Working through grief

Managing grief when someone has died is incredibly difficult, but there are strategies you can use to help you work through your feelings. Get some tips for managing grief, and find out what to do if you’re finding it really tough.

This can help if:

  • Someone close to you has died
  • You’re struggling to cope after someone has died
  • You don’t know how to manage your feelings about the death of a loved one
boys with arms around each other at farm

Why it’s useful to develop strategies

When someone dies it can turn your life completely upside down and wreak absolute havoc on your emotions and physical health. Whatever you feel after someone dies, it’s important to remember that everyone reacts to death differently. Don’t get too caught up worrying about whether you are managing grief the ‘right’ way. Everyone will have different reactions and ways of coping at different times. This doesn’t mean that your way is wrong, it might just be different from everyone else’s.

That said, grief is an incredibly difficult, disruptive experience to go through, so it can be useful to develop some strategies to help you work through your feelings.

Strategies for managing grief

There are lots of things you can try to help you work through grief after someone has died. How you feel about what has happened will change over time; so some strategies may feel like they work better at different points in time than others. Some strategies you can try include

  • Grief time. Allow yourself 15 or 20 minutes each day to grieve. Make sure you are in a space where you can be alone. Switch off your phone. This time is a safety valve – it’s an opportunity to allow yourself to deal with any feelings you have stored up. How you use it is up to you. Think, cry, pray, meditate, write, or draw.
  • Keep a diary . Write down your feelings, your grief, and the memories of the person who has passed away. It’s a great way to keep track of how your grief changes over the weeks and months – and can be used as proof in difficult moments, that you are making progress.
  • Let yourself cry (if you can). Tears are often a sign of strength and show that you are prepared to work through your grief.
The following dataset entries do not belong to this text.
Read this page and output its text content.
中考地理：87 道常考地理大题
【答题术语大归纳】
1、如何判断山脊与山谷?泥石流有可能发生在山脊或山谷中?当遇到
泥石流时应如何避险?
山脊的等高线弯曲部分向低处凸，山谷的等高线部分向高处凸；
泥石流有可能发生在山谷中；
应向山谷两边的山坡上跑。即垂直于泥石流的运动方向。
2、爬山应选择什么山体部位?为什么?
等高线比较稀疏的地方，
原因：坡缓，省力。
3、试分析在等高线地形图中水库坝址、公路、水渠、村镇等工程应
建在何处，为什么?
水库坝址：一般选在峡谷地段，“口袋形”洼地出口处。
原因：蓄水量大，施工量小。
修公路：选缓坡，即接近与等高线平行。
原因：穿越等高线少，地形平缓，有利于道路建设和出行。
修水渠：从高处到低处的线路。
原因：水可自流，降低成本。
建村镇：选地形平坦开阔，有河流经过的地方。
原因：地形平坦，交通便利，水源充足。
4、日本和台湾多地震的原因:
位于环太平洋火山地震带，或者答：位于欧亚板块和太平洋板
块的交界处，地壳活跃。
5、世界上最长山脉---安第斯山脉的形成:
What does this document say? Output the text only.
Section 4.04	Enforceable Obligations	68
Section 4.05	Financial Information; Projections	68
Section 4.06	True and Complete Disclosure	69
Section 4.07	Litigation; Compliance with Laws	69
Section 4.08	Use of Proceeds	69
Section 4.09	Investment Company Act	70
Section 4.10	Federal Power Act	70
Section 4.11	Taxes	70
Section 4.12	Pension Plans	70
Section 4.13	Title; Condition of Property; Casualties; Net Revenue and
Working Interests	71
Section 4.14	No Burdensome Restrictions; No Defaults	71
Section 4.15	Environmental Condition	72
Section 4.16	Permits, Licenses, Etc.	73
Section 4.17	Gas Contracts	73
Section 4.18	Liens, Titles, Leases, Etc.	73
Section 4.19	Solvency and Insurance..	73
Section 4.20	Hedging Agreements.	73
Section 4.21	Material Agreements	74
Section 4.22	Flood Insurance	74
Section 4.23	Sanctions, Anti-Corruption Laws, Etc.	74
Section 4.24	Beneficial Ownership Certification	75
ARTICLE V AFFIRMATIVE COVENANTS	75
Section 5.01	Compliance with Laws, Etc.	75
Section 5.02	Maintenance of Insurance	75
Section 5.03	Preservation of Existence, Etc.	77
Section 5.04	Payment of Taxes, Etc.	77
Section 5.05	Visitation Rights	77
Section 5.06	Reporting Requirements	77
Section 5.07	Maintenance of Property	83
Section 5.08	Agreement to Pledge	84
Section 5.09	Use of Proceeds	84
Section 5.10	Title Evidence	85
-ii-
So if you feel like crying, don’t hold yourself back. If you want to cry and can’t, though, don’t worry. A lot of people find it really hard to cry, and express their grief in other ways.
  • Talk to someone you trust. Grieving can feel really lonely, and it’s a long process, so find someone you can talk to – e.g. a friend or family member. A lot of people find it helpful to talk to people who have been through similar experiences. If you think you might, consider joining a support group.

The most important thing to know about these strategies, is that you need to give yourself some time. It can take a really long time to work through your lowest moments when someone has died, and it’s normal to feel like your life has been turned upside down for a while.

If you’re finding it hard to deal with your grief

It’s normal to feel completely overwhelmed when someone dies, but it does get better. If you’ve given some of the above strategies a go, and given yourself some time, but are still finding it incredibly difficult to deal with what is going on, it’s a good idea to go and visit your GP. Managing your grief will be much easier and faster if you have professional support.

What can I do now?

  • Talk to someone you trust about what you’re going through.
  • Get personalised support options for grief with the ReachOut NextStep tool.
  • Take 20 minutes a day to let yourself grieve.
  • Write down in a notebook or diary what you’re feeling.